Il se tourna vers le Premier ministre.
__ Je vous confie le gouvernement de l’Etat en mon absence. Prenez en grand soin, Madame Aubryal.
__ Je suis sûre que vous trouverez cette fraise mystérieuse, même si je n’ai pas bien compris en quoi elle nous servirait…
MONSTRE,LIONS ET LOUPS
Il neigeait. Il en était intimement persuadé, bien qu’il ne vît nulle part de la neige et que le sol lui-même n’en montrait nulle trace. Il faisait froid, de cela il était sûr et il le sentait. Une forêt s’étendait devant lui. Ce n’était pas une de ces forêts civilisées, au sol plat et aux arbres sagement alignés, tous de la même taille. Elle était sauvage et terrible, pleine d’humus et de rochers, de ravins et de dénivelés. Les arbres livraient bataille entre eux et contre les buissons, fleurs et fougères. La mousse s’incrustait là où elle le pouvait, c'est-à-dire quasiment partout. Les branches formaient un toit
oppressant. Etait il encore dehors ? Il se trouvait comme dans une salle dont les arbres étaient les colonnes et les feuillages le plafond. Une salle aux dimensions immenses car il s’y perdait.
Ce qu’il faisait dans cette forêt, il ne se posa même pas la question. Il savait simplement qu’il devait y être. La vie partout étalait sa répugnance, il les entendait, tous ces animaux grincer, piailler et geindre, même s’il ne les voyait pas. Il épousseta son manteau de la neige qui n’était pas là.

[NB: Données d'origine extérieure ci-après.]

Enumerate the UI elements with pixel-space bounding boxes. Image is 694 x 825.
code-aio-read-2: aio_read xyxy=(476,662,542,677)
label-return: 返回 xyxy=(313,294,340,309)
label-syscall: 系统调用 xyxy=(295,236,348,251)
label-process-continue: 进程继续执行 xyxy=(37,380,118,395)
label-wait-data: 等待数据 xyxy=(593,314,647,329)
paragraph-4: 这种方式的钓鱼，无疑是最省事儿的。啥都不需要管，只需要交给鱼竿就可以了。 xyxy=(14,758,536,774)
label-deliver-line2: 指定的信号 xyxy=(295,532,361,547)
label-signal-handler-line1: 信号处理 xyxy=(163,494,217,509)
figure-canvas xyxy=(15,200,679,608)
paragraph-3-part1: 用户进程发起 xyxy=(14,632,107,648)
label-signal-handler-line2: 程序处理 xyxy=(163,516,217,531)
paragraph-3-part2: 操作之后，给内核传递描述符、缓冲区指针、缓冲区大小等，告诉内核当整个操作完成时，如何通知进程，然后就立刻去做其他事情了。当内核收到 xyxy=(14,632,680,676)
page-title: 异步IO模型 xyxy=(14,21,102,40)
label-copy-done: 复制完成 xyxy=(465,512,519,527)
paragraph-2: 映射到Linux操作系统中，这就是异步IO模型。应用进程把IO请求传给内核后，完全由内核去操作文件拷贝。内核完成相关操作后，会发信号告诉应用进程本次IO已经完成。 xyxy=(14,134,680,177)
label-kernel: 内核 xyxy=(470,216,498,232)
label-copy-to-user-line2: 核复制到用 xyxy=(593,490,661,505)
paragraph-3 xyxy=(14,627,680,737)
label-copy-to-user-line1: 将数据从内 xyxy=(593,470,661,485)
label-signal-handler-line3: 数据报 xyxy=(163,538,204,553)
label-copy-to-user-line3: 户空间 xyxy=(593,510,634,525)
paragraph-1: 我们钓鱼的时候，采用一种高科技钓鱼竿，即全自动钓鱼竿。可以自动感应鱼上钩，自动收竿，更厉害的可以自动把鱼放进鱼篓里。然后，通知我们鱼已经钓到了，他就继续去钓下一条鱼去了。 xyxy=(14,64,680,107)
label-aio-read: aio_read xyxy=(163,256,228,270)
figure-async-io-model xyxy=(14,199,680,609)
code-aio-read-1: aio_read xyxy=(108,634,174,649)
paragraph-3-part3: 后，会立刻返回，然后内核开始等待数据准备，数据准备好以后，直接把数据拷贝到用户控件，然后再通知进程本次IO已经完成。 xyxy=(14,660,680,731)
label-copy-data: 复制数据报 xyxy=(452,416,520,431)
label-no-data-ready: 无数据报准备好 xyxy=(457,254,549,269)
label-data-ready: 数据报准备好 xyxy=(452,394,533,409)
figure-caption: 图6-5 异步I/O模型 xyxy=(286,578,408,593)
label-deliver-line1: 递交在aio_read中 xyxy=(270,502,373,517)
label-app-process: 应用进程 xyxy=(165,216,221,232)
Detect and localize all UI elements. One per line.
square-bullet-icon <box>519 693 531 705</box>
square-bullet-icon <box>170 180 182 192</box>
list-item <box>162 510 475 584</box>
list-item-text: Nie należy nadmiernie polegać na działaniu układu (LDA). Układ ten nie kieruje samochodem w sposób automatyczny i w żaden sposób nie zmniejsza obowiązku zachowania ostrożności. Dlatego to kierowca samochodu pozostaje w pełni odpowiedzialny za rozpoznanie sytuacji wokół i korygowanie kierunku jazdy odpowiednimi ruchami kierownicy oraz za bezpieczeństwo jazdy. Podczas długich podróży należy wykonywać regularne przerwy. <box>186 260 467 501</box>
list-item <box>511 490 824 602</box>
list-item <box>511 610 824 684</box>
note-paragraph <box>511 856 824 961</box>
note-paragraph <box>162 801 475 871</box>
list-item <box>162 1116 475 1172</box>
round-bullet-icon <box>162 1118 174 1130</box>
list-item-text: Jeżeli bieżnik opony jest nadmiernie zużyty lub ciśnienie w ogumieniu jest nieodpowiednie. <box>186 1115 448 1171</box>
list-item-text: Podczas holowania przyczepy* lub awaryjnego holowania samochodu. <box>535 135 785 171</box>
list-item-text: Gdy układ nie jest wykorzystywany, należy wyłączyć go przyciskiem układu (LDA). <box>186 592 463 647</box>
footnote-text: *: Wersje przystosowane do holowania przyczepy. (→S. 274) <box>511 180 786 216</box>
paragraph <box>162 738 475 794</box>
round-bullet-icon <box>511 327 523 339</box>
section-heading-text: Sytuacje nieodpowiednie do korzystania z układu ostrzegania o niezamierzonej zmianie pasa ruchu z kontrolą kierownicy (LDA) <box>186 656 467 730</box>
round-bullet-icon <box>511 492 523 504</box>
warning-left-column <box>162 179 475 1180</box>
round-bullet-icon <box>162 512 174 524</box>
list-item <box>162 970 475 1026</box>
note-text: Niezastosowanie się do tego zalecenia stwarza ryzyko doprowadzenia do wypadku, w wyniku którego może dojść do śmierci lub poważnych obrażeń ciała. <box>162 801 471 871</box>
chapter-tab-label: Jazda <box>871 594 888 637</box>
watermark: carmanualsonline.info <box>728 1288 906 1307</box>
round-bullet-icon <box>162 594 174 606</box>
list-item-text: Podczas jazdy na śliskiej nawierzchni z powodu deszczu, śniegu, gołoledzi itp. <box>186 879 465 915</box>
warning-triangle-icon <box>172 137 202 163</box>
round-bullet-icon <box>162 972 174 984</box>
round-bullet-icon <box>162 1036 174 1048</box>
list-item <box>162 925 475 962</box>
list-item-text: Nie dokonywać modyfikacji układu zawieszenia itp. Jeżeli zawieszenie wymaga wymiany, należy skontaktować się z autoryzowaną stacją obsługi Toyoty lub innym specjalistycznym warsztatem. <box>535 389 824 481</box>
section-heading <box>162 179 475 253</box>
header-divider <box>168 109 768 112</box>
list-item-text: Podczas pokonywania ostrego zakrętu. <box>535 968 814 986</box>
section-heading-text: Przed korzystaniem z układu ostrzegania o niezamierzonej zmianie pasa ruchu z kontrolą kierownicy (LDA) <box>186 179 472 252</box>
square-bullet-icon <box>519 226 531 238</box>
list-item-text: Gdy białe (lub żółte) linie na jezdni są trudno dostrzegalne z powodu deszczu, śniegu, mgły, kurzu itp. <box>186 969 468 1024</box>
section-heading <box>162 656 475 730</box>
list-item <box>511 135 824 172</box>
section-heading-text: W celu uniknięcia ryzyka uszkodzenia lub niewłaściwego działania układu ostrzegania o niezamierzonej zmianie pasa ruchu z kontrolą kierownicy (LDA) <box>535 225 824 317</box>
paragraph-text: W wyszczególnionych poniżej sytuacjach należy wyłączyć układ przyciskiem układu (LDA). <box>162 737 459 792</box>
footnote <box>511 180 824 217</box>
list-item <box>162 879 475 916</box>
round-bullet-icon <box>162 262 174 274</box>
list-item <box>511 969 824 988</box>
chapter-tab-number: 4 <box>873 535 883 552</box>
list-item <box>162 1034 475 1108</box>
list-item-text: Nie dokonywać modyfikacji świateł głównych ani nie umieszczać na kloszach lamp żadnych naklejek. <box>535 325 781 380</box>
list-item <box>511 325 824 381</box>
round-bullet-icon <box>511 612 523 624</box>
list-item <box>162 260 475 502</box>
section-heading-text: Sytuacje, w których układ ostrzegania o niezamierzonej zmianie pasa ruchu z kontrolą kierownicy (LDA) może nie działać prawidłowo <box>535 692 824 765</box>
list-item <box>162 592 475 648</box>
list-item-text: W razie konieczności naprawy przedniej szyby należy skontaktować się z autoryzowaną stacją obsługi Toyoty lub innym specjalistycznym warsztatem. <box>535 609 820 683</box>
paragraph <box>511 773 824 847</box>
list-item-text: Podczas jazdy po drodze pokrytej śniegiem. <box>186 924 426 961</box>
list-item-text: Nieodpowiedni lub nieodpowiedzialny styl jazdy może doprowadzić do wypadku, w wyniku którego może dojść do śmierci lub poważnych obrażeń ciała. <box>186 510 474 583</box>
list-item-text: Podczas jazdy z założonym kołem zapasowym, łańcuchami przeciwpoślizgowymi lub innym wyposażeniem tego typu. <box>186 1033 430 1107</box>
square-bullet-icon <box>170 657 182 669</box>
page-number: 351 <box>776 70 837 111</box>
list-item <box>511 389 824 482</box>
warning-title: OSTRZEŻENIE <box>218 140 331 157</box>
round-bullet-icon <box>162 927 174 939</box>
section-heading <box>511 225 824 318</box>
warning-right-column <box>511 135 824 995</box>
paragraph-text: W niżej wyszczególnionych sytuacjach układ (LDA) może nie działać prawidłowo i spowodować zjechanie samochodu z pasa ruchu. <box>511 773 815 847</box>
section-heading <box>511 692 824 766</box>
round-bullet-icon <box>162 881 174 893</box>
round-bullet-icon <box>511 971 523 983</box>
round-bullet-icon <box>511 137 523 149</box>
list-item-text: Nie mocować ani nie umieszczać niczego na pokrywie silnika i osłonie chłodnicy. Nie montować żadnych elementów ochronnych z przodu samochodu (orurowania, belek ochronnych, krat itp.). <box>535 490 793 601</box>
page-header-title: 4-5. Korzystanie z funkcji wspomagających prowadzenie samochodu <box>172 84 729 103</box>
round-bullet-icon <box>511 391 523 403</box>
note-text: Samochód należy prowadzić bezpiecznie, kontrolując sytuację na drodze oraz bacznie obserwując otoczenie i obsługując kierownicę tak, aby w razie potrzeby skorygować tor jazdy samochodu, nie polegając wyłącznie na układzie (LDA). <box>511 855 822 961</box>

Et soudain il se transforma en monstre. Sa carcasse se décupla, ses membres s’allongèrent, il renversa sa tête en arrière et hurla, de douleur peut être, d’étonnement surement. Il mesurait désormais deux bons mètres et était aussi imposant qu’un buffle. Une épaisse fourrure noire lui couvrait tout le corps, des poils longs et durs. Ses griffes rallongeaient ses mains, mesuraient dix centimètres chacune. Sa figure s’était pourvue d’une gueule rectangulaire comme celle d’un alligator et des crocs comme des lames en sortaient. Ses yeux n’étaient plus que deux soucoupes blanches, lumineuses.
Il ne s’inquiéta pas outre-mesure, la chose lui apparaissant en définitive parfaitement naturelle. Il se mit à quatre pattes et bondit à travers les bois. L’air lui fouettait la face, lui faisant éprouver quelque frisson. Il se sentait libre. Mais il savait qu’un danger rôdait.
Sur des rochers moussus se tenaient des lions. Ils paraissaient nains à coté de lui. Ils le craignaient mais le haïssaient aussi. Ils étaient une dizaine, l’entourant presque. Le premier rugit et sauta. Pommier le rattrapa au vol et le déchira en deux avec ses puissantes griffes. Il ouvrit grand la gueule et elle était assez longue pour décapiter ces petits lions. Il ne devait cependant pas s’attarder. Alors il courut loin des lions, croisant au passage des loups à la fourrure d’argent qui reculèrent en grondant. Comme il continuait son chemin galopant, lions et loups le poursuivirent comme une seule meute de chiens derrière leur proie.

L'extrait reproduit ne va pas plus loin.